Barack Obama nel 2012 nel suo discorso su “Insourcing American Jobs” impiega il termine adaptable, riassumendone il significato e il paradigma concettuale che esso trasmette e ponendolo in relazione a termini a esso correlati che ne spiegano il significato: “il mercato globale sta diventando sempre più innovativo, più creativo, più trasparente, più veloce e più adattabile – questo è ciò che siamo. È la nostra forza. E dobbiamo trarne vantaggio.” In una sola frase, Barack Obama riprende la definizione scientifica del concetto analizzata in una ricerca pubblicata dall’American Psychology Association. Il termine adattabilità indica un insieme complesso, articolato e difficile da costruire di qualità necessarie per i lavoratori, i leader, le imprese di tutto il mondo nell’attuale mercato del lavoro.
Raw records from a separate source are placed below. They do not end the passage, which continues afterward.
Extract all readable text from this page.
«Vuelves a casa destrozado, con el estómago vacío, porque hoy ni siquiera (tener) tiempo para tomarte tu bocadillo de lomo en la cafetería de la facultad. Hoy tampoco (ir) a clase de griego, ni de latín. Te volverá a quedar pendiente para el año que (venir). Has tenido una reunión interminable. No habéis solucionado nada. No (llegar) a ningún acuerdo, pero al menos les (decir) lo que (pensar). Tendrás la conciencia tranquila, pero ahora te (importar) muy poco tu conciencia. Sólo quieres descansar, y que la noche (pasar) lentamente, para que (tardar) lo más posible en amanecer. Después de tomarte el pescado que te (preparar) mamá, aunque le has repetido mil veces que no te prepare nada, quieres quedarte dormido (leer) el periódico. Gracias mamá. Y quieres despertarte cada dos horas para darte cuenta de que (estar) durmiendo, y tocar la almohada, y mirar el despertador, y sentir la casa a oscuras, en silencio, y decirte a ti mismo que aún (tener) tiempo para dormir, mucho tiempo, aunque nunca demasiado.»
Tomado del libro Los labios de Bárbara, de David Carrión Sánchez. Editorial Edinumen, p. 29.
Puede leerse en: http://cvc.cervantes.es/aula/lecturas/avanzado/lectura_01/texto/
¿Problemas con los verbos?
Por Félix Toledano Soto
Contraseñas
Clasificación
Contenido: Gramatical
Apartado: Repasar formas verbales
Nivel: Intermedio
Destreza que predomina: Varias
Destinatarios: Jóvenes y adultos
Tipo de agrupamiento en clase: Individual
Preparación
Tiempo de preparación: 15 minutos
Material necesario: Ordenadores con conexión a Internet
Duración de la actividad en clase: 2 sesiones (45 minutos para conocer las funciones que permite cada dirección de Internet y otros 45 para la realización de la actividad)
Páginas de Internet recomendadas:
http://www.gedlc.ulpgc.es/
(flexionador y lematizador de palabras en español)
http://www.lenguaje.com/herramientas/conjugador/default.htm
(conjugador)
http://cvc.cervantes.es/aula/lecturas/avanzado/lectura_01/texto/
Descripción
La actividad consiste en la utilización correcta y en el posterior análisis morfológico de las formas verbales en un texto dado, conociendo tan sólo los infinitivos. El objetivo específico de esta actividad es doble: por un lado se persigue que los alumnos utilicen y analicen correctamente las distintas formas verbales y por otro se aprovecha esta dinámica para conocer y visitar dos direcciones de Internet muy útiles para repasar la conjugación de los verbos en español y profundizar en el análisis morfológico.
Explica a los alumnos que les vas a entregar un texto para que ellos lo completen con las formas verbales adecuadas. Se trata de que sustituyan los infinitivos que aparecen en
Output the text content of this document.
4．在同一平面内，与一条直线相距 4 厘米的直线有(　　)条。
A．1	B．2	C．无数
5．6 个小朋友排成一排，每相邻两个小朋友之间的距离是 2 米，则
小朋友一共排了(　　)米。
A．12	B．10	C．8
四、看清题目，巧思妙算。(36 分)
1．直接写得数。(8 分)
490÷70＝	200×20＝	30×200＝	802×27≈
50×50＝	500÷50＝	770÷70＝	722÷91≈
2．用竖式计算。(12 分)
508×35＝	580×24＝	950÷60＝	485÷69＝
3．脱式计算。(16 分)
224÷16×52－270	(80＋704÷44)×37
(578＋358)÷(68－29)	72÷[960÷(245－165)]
Adattabilità significa – nella tassonomia di riferimento di Pulakos, Arad, Donovan, e Plamondon, gli studiosi che hanno analizzato il concetto in relazione ai contesti lavorativi e la cui ricerca è stata pubblicata dall’American Psychology Association – saper gestire emergenze, crisi e stress, saper prendere rapidamente decisioni, avere un approccio creativo nella risoluzioni dei problemi, essere produttivi in situazioni inaspettate. E ancora: apprendere e sapersi servire in maniera proattiva delle nuove tecnologie, dei nuovi compiti e procedure. Significa dimostrare sensibilità nei rapporti interpersonali e interculturali e sapersi adattare anche nella fisicità ai diversi contesti lavorativi. Questo vale tanto per i lavoratori quanto per i datori e gli imprenditori che devono sapersi adattare ai cambiamenti del mondo del lavoro. Il caso Electrolux insegna: nel mondo globale sopravvive infatti solo chi si adatta. Il che non significa ridurre le tutele, ma ripensare le tutele esistenti in chiave moderna e con apertura al cambiamento.

In questa accezione, il termine adaptability si evolve costantemente andando a costituire la base concettuale per altri termini oggi utilizzati per parlare dei cambiamenti del mondo del lavoro, si pensi alle nozioni di smart working  e “lavoro agile” recentemente entrate nell’uso comune nel nostro Paese. Proprio la volontà di approfondire le dinamiche evolutive del mercato del lavoro rappresenta lo spunto per la collaborazione tra ADAPT e Marco Minghetti, concretizzata nella rubrica ADAPTability.

Il concetto di adaptability, come è proprio del linguaggio, si è evoluto nel tempo, ampliandosi, assumendo nuove connotazioni e nuovi significati. E, com’è proprio del linguaggio, adattandosi costantemente alla nuova realtà del lavoro ha contribuito a darvi forma.